What regions are promising from a sustainability perspective?
TW: From a sustainability perspective, it’s interesting for us when we look around the world to see the different focuses in some ways in different regions. Europe is clearly leading on ESG overall, and that certainly started with the focus on the environment a couple decades ago. The U.S., I would say, is making real progress. We have a lot more conversations with companies now around every aspect of sustainability. There’s still an awful long way to go, but it’s been encouraging to see the number of companies really starting to step up in a major way there. On the other side of things though, Japan is a region that we really continue to avoid. There are some very high-quality businesses in Japan, but you pay a premium for them because there is a bit of a scarcity in Japan. Local investors have congregated in them, and it has driven valuations up. And that’s consistently the problem we find in in Japan. And so right now while we continue to look for ideas, we remain underweight Japan.

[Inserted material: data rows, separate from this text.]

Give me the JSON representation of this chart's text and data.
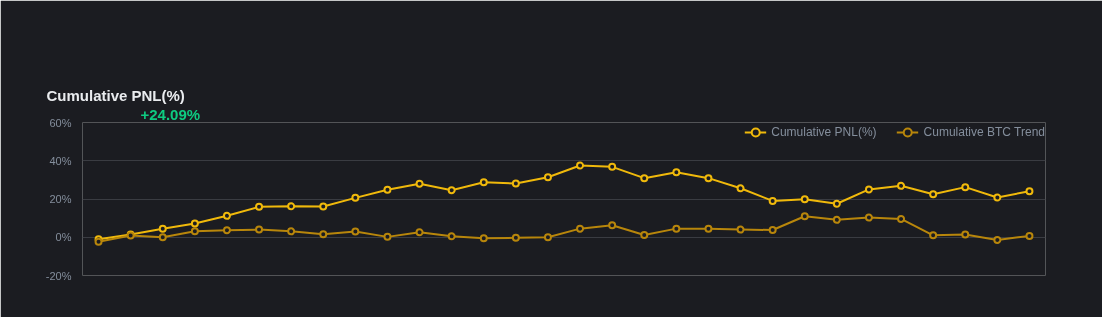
{
  "chart_data": {
    "type": "line",
    "title": "Cumulative PNL(%)",
    "annotations": [
      "+24.09%"
    ],
    "categories": [
      null,
      null,
      null,
      null,
      null,
      null,
      null,
      null,
      null,
      null,
      null,
      null,
      null,
      null,
      null,
      null,
      null,
      null,
      null,
      null,
      null,
      null,
      null,
      null,
      null,
      null,
      null,
      null,
      null,
      null
    ],
    "series": [
      {
        "name": "Cumulative PNL(%)",
        "color": "#f0b90b",
        "values": [
          -1,
          1.4,
          4.4,
          7.2,
          11.2,
          15.9,
          16.2,
          16.1,
          20.6,
          24.8,
          28.0,
          24.6,
          28.8,
          28.1,
          31.4,
          37.5,
          36.8,
          30.9,
          34.0,
          30.9,
          25.6,
          19.0,
          19.9,
          17.5,
          25.0,
          26.9,
          22.5,
          26.2,
          20.8,
          24.1
        ]
      },
      {
        "name": "Cumulative BTC Trend",
        "color": "#b8860b",
        "values": [
          -2.3,
          0.9,
          0,
          3.1,
          3.7,
          4.0,
          3.1,
          1.6,
          3.0,
          0.2,
          2.6,
          0.5,
          -0.5,
          -0.3,
          0,
          4.5,
          6.3,
          1.2,
          4.5,
          4.4,
          4.0,
          3.8,
          11.0,
          9.1,
          10.3,
          9.6,
          1.0,
          1.4,
          -1.4,
          0.7
        ]
      }
    ],
    "ylim": [
      -20,
      60
    ],
    "yticks": [
      {
        "value": -20,
        "label": "-20%"
      },
      {
        "value": 0,
        "label": "0%"
      },
      {
        "value": 20,
        "label": "20%"
      },
      {
        "value": 40,
        "label": "40%"
      },
      {
        "value": 60,
        "label": "60%"
      }
    ],
    "tick_labels": "y",
    "grid": "y",
    "legend": "top right",
    "marker": "circle",
    "line_style": "solid"
  }
}
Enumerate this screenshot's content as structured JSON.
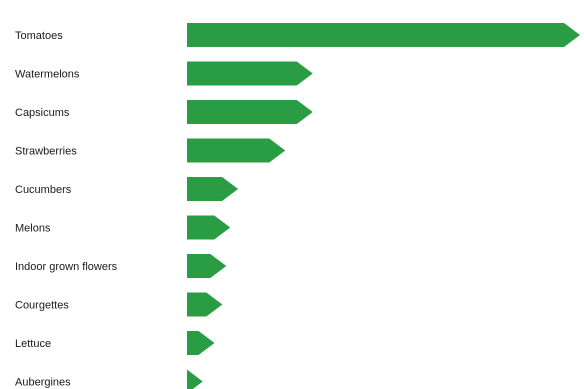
{
  "chart_data": {
    "type": "bar",
    "orientation": "horizontal",
    "bar_shape": "arrow",
    "title": "",
    "xlabel": "",
    "ylabel": "",
    "grid": false,
    "legend": "none",
    "color": "#2a9d44",
    "xlim": [
      0,
      100
    ],
    "categories": [
      "Tomatoes",
      "Watermelons",
      "Capsicums",
      "Strawberries",
      "Cucumbers",
      "Melons",
      "Indoor grown flowers",
      "Courgettes",
      "Lettuce",
      "Aubergines"
    ],
    "values": [
      100,
      32,
      32,
      25,
      13,
      11,
      10,
      9,
      7,
      4
    ]
  }
}
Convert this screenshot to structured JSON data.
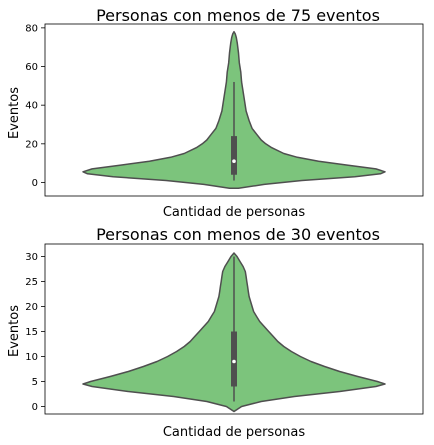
{
  "colors": {
    "violin_fill": "#7cc47c",
    "violin_stroke": "#4f4f4f",
    "box": "#4f4f4f"
  },
  "chart_data": [
    {
      "type": "violin",
      "title": "Personas con menos de 75 eventos",
      "xlabel": "Cantidad de personas",
      "ylabel": "Eventos",
      "ylim": [
        -7,
        82
      ],
      "yticks": [
        0,
        20,
        40,
        60,
        80
      ],
      "box": {
        "whisker_low": 1,
        "q1": 4,
        "median": 11,
        "q3": 24,
        "whisker_high": 52
      },
      "density": [
        [
          -3,
          0.03
        ],
        [
          -1,
          0.2
        ],
        [
          1,
          0.45
        ],
        [
          3,
          0.8
        ],
        [
          4.5,
          0.97
        ],
        [
          5.5,
          1.0
        ],
        [
          7,
          0.94
        ],
        [
          9,
          0.75
        ],
        [
          11,
          0.56
        ],
        [
          13,
          0.42
        ],
        [
          15,
          0.33
        ],
        [
          18,
          0.25
        ],
        [
          20,
          0.21
        ],
        [
          22,
          0.18
        ],
        [
          25,
          0.15
        ],
        [
          28,
          0.12
        ],
        [
          32,
          0.1
        ],
        [
          37,
          0.08
        ],
        [
          42,
          0.07
        ],
        [
          47,
          0.06
        ],
        [
          52,
          0.05
        ],
        [
          57,
          0.045
        ],
        [
          62,
          0.035
        ],
        [
          67,
          0.03
        ],
        [
          72,
          0.022
        ],
        [
          75,
          0.015
        ],
        [
          77,
          0.008
        ],
        [
          78,
          0.0
        ]
      ]
    },
    {
      "type": "violin",
      "title": "Personas con menos de 30 eventos",
      "xlabel": "Cantidad de personas",
      "ylabel": "Eventos",
      "ylim": [
        -1.5,
        32.5
      ],
      "yticks": [
        0,
        5,
        10,
        15,
        20,
        25,
        30
      ],
      "box": {
        "whisker_low": 1,
        "q1": 4,
        "median": 9,
        "q3": 15,
        "whisker_high": 30
      },
      "density": [
        [
          -1,
          0.0
        ],
        [
          0,
          0.05
        ],
        [
          1,
          0.18
        ],
        [
          2,
          0.4
        ],
        [
          3,
          0.7
        ],
        [
          4,
          0.94
        ],
        [
          4.5,
          1.0
        ],
        [
          5,
          0.95
        ],
        [
          6,
          0.82
        ],
        [
          7,
          0.7
        ],
        [
          8,
          0.6
        ],
        [
          9,
          0.51
        ],
        [
          10,
          0.44
        ],
        [
          11,
          0.38
        ],
        [
          12,
          0.33
        ],
        [
          13,
          0.29
        ],
        [
          14,
          0.26
        ],
        [
          15,
          0.23
        ],
        [
          16,
          0.2
        ],
        [
          17,
          0.17
        ],
        [
          18,
          0.15
        ],
        [
          19,
          0.13
        ],
        [
          20,
          0.12
        ],
        [
          21,
          0.11
        ],
        [
          22,
          0.1
        ],
        [
          23,
          0.095
        ],
        [
          24,
          0.09
        ],
        [
          25,
          0.085
        ],
        [
          26,
          0.08
        ],
        [
          27,
          0.075
        ],
        [
          28,
          0.06
        ],
        [
          29,
          0.04
        ],
        [
          30,
          0.02
        ],
        [
          30.7,
          0.0
        ]
      ]
    }
  ]
}
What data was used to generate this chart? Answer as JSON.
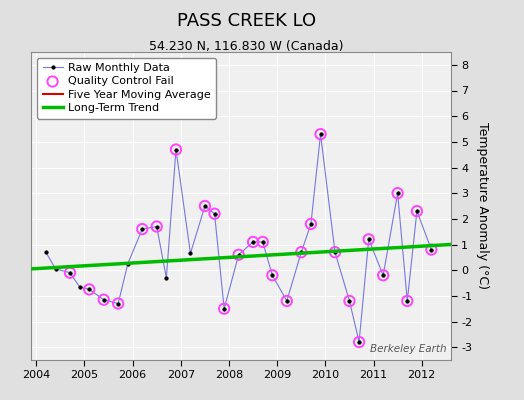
{
  "title": "PASS CREEK LO",
  "subtitle": "54.230 N, 116.830 W (Canada)",
  "ylabel": "Temperature Anomaly (°C)",
  "watermark": "Berkeley Earth",
  "xlim": [
    2003.9,
    2012.6
  ],
  "ylim": [
    -3.5,
    8.5
  ],
  "yticks": [
    -3,
    -2,
    -1,
    0,
    1,
    2,
    3,
    4,
    5,
    6,
    7,
    8
  ],
  "xticks": [
    2004,
    2005,
    2006,
    2007,
    2008,
    2009,
    2010,
    2011,
    2012
  ],
  "outer_bg": "#e0e0e0",
  "plot_bg": "#f0f0f0",
  "grid_color": "#ffffff",
  "raw_x": [
    2004.2,
    2004.4,
    2004.7,
    2004.9,
    2005.1,
    2005.4,
    2005.7,
    2005.9,
    2006.2,
    2006.5,
    2006.7,
    2006.9,
    2007.2,
    2007.5,
    2007.7,
    2007.9,
    2008.2,
    2008.5,
    2008.7,
    2008.9,
    2009.2,
    2009.5,
    2009.7,
    2009.9,
    2010.2,
    2010.5,
    2010.7,
    2010.9,
    2011.2,
    2011.5,
    2011.7,
    2011.9,
    2012.2
  ],
  "raw_y": [
    0.7,
    0.05,
    -0.1,
    -0.65,
    -0.75,
    -1.15,
    -1.3,
    0.25,
    1.6,
    1.7,
    -0.3,
    4.7,
    0.65,
    2.5,
    2.2,
    -1.5,
    0.6,
    1.1,
    1.1,
    -0.2,
    -1.2,
    0.7,
    1.8,
    5.3,
    0.7,
    -1.2,
    -2.8,
    1.2,
    -0.2,
    3.0,
    -1.2,
    2.3,
    0.8
  ],
  "qc_x": [
    2004.7,
    2005.1,
    2005.4,
    2005.7,
    2006.2,
    2006.5,
    2006.9,
    2007.5,
    2007.7,
    2007.9,
    2008.2,
    2008.5,
    2008.7,
    2008.9,
    2009.2,
    2009.5,
    2009.7,
    2009.9,
    2010.2,
    2010.5,
    2010.7,
    2010.9,
    2011.2,
    2011.5,
    2011.7,
    2011.9,
    2012.2
  ],
  "qc_y": [
    -0.1,
    -0.75,
    -1.15,
    -1.3,
    1.6,
    1.7,
    4.7,
    2.5,
    2.2,
    -1.5,
    0.6,
    1.1,
    1.1,
    -0.2,
    -1.2,
    0.7,
    1.8,
    5.3,
    0.7,
    -1.2,
    -2.8,
    1.2,
    -0.2,
    3.0,
    -1.2,
    2.3,
    0.8
  ],
  "trend_x": [
    2003.9,
    2012.6
  ],
  "trend_y": [
    0.05,
    1.0
  ],
  "raw_line_color": "#7777dd",
  "raw_dot_color": "#000000",
  "qc_face_color": "none",
  "qc_edge_color": "#ff44ff",
  "trend_color": "#00bb00",
  "mavg_color": "#dd0000",
  "legend_fs": 8,
  "title_fs": 13,
  "subtitle_fs": 9,
  "tick_fs": 8,
  "ylabel_fs": 9
}
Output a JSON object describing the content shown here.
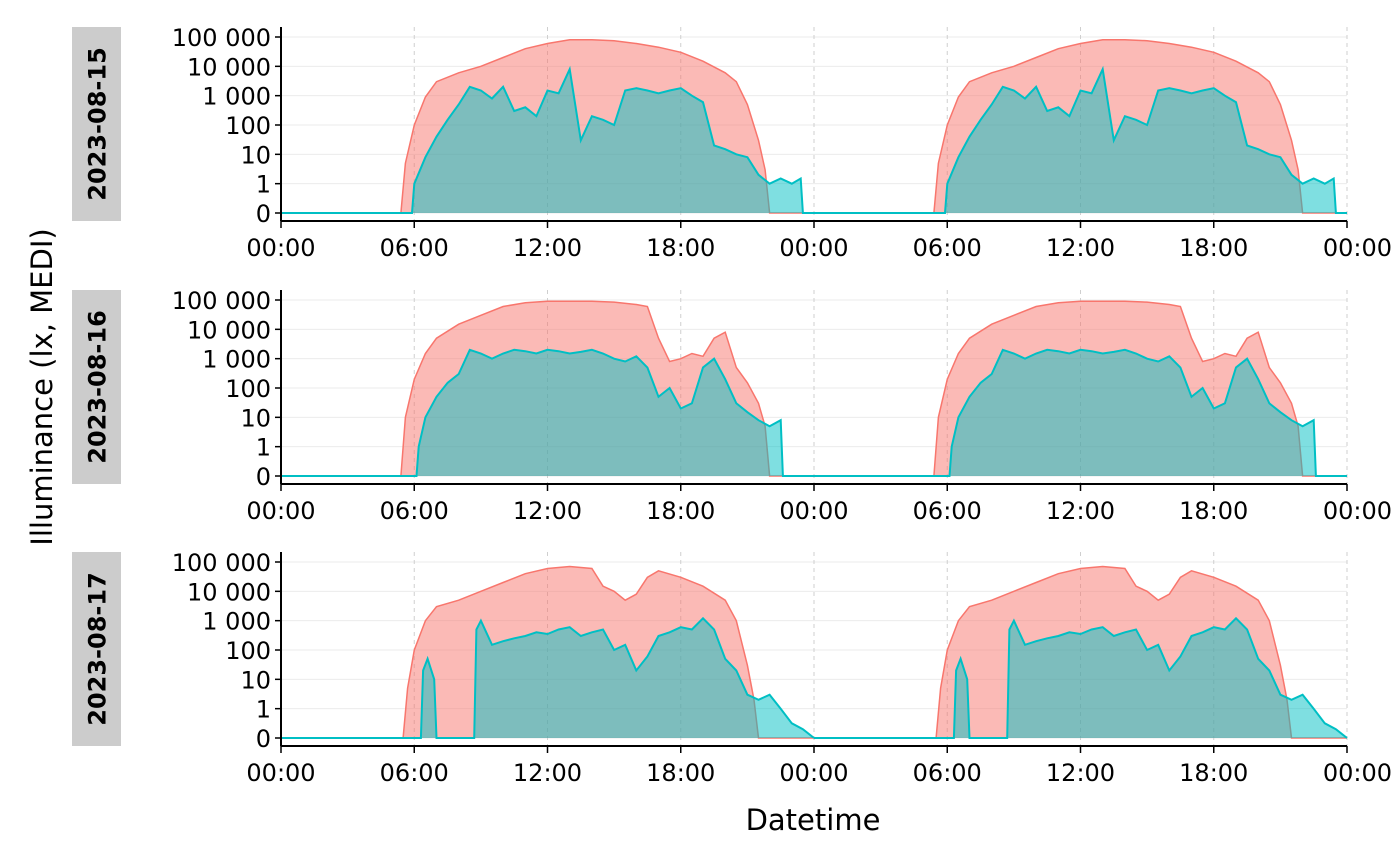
{
  "chart_data": {
    "type": "area",
    "xlabel": "Datetime",
    "ylabel": "Illuminance (lx, MEDI)",
    "y_scale": "symlog",
    "yticks": [
      0,
      1,
      10,
      100,
      1000,
      10000,
      100000
    ],
    "ytick_labels": [
      "0",
      "1",
      "10",
      "100",
      "1 000",
      "10 000",
      "100 000"
    ],
    "x_range_hours": [
      0,
      48
    ],
    "xticks_hours": [
      0,
      6,
      12,
      18,
      24,
      30,
      36,
      42,
      48
    ],
    "xtick_labels": [
      "00:00",
      "06:00",
      "12:00",
      "18:00",
      "00:00",
      "06:00",
      "12:00",
      "18:00",
      "00:00"
    ],
    "grid": true,
    "legend": "none",
    "colors": {
      "upper": "#F8766D",
      "lower": "#00BFC4",
      "strip": "#cccccc"
    },
    "panels": [
      {
        "label": "2023-08-15",
        "series": [
          {
            "color": "#F8766D",
            "hours": [
              0,
              5.4,
              5.6,
              6.0,
              6.5,
              7.0,
              8.0,
              9.0,
              10.0,
              11.0,
              12.0,
              13.0,
              14.0,
              15.0,
              16.0,
              17.0,
              18.0,
              19.0,
              20.0,
              20.5,
              21.0,
              21.5,
              21.8,
              22.0,
              24.0
            ],
            "values": [
              0,
              0,
              5,
              100,
              900,
              3000,
              6000,
              10000,
              20000,
              40000,
              60000,
              80000,
              80000,
              75000,
              60000,
              45000,
              30000,
              15000,
              6000,
              3000,
              500,
              30,
              3,
              0,
              0
            ]
          },
          {
            "color": "#00BFC4",
            "hours": [
              0,
              5.9,
              6.0,
              6.5,
              7.0,
              7.5,
              8.0,
              8.5,
              9.0,
              9.5,
              10.0,
              10.5,
              11.0,
              11.5,
              12.0,
              12.5,
              13.0,
              13.5,
              14.0,
              14.5,
              15.0,
              15.5,
              16.0,
              16.5,
              17.0,
              17.5,
              18.0,
              18.5,
              19.0,
              19.5,
              20.0,
              20.5,
              21.0,
              21.5,
              22.0,
              22.5,
              23.0,
              23.4,
              23.5,
              24.0
            ],
            "values": [
              0,
              0,
              1,
              8,
              40,
              150,
              500,
              2000,
              1500,
              800,
              2000,
              300,
              400,
              200,
              1500,
              1200,
              8000,
              30,
              200,
              150,
              100,
              1500,
              1800,
              1500,
              1200,
              1500,
              1800,
              1000,
              600,
              20,
              15,
              10,
              8,
              2,
              1,
              1.5,
              1,
              1.5,
              0,
              0
            ]
          }
        ]
      },
      {
        "label": "2023-08-16",
        "series": [
          {
            "color": "#F8766D",
            "hours": [
              0,
              5.4,
              5.6,
              6.0,
              6.5,
              7.0,
              8.0,
              9.0,
              10.0,
              11.0,
              12.0,
              13.0,
              14.0,
              15.0,
              16.0,
              16.5,
              17.0,
              17.5,
              18.0,
              18.5,
              19.0,
              19.5,
              20.0,
              20.5,
              21.0,
              21.5,
              21.8,
              22.0,
              24.0
            ],
            "values": [
              0,
              0,
              10,
              200,
              1500,
              5000,
              15000,
              30000,
              60000,
              80000,
              90000,
              90000,
              90000,
              85000,
              70000,
              60000,
              5000,
              800,
              1000,
              1500,
              1200,
              5000,
              8000,
              500,
              150,
              30,
              5,
              0,
              0
            ]
          },
          {
            "color": "#00BFC4",
            "hours": [
              0,
              6.1,
              6.2,
              6.5,
              7.0,
              7.5,
              8.0,
              8.5,
              9.0,
              9.5,
              10.0,
              10.5,
              11.0,
              11.5,
              12.0,
              12.5,
              13.0,
              13.5,
              14.0,
              14.5,
              15.0,
              15.5,
              16.0,
              16.5,
              17.0,
              17.5,
              18.0,
              18.5,
              19.0,
              19.5,
              20.0,
              20.5,
              21.0,
              21.5,
              22.0,
              22.5,
              22.6,
              24.0
            ],
            "values": [
              0,
              0,
              1,
              10,
              50,
              150,
              300,
              2000,
              1500,
              1000,
              1500,
              2000,
              1800,
              1500,
              2000,
              1800,
              1500,
              1700,
              2000,
              1500,
              1000,
              800,
              1200,
              500,
              50,
              100,
              20,
              30,
              500,
              1000,
              200,
              30,
              15,
              8,
              5,
              8,
              0,
              0
            ]
          }
        ]
      },
      {
        "label": "2023-08-17",
        "series": [
          {
            "color": "#F8766D",
            "hours": [
              0,
              5.5,
              5.7,
              6.0,
              6.5,
              7.0,
              8.0,
              9.0,
              10.0,
              11.0,
              12.0,
              13.0,
              14.0,
              14.5,
              15.0,
              15.5,
              16.0,
              16.5,
              17.0,
              18.0,
              19.0,
              20.0,
              20.5,
              21.0,
              21.3,
              21.5,
              22.0,
              24.0
            ],
            "values": [
              0,
              0,
              5,
              100,
              1000,
              3000,
              5000,
              10000,
              20000,
              40000,
              60000,
              70000,
              60000,
              15000,
              10000,
              5000,
              8000,
              30000,
              50000,
              30000,
              15000,
              5000,
              1000,
              30,
              2,
              0,
              0,
              0
            ]
          },
          {
            "color": "#00BFC4",
            "hours": [
              0,
              6.3,
              6.4,
              6.6,
              6.9,
              7.0,
              8.7,
              8.8,
              9.0,
              9.5,
              10.0,
              10.5,
              11.0,
              11.5,
              12.0,
              12.5,
              13.0,
              13.5,
              14.0,
              14.5,
              15.0,
              15.5,
              16.0,
              16.5,
              17.0,
              17.5,
              18.0,
              18.5,
              19.0,
              19.5,
              20.0,
              20.5,
              21.0,
              21.5,
              22.0,
              22.5,
              23.0,
              23.5,
              24.0
            ],
            "values": [
              0,
              0,
              20,
              50,
              10,
              0,
              0,
              500,
              1000,
              150,
              200,
              250,
              300,
              400,
              350,
              500,
              600,
              300,
              400,
              500,
              100,
              150,
              20,
              60,
              300,
              400,
              600,
              500,
              1200,
              500,
              50,
              20,
              3,
              2,
              3,
              1,
              0.5,
              0.3,
              0
            ]
          }
        ]
      }
    ]
  }
}
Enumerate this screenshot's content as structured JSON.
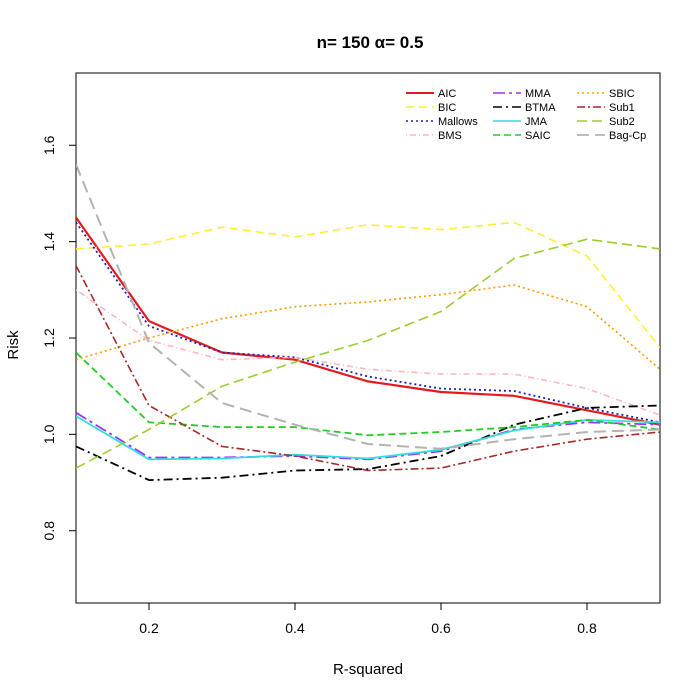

And finally, what’s the bottom line when it comes to picking equities for sustainability?
TW: We firmly believe there is no trade off between returns and sustainability. You can absolutely have the same return as in a non-sustainable fund but in a way that really drives a better future.
Well, those are today’s Soundbites, brought to you by Investment Executive, and powered by Canada Life. Our thanks again to Tim Woodhouse of J.P. Morgan Asset Management.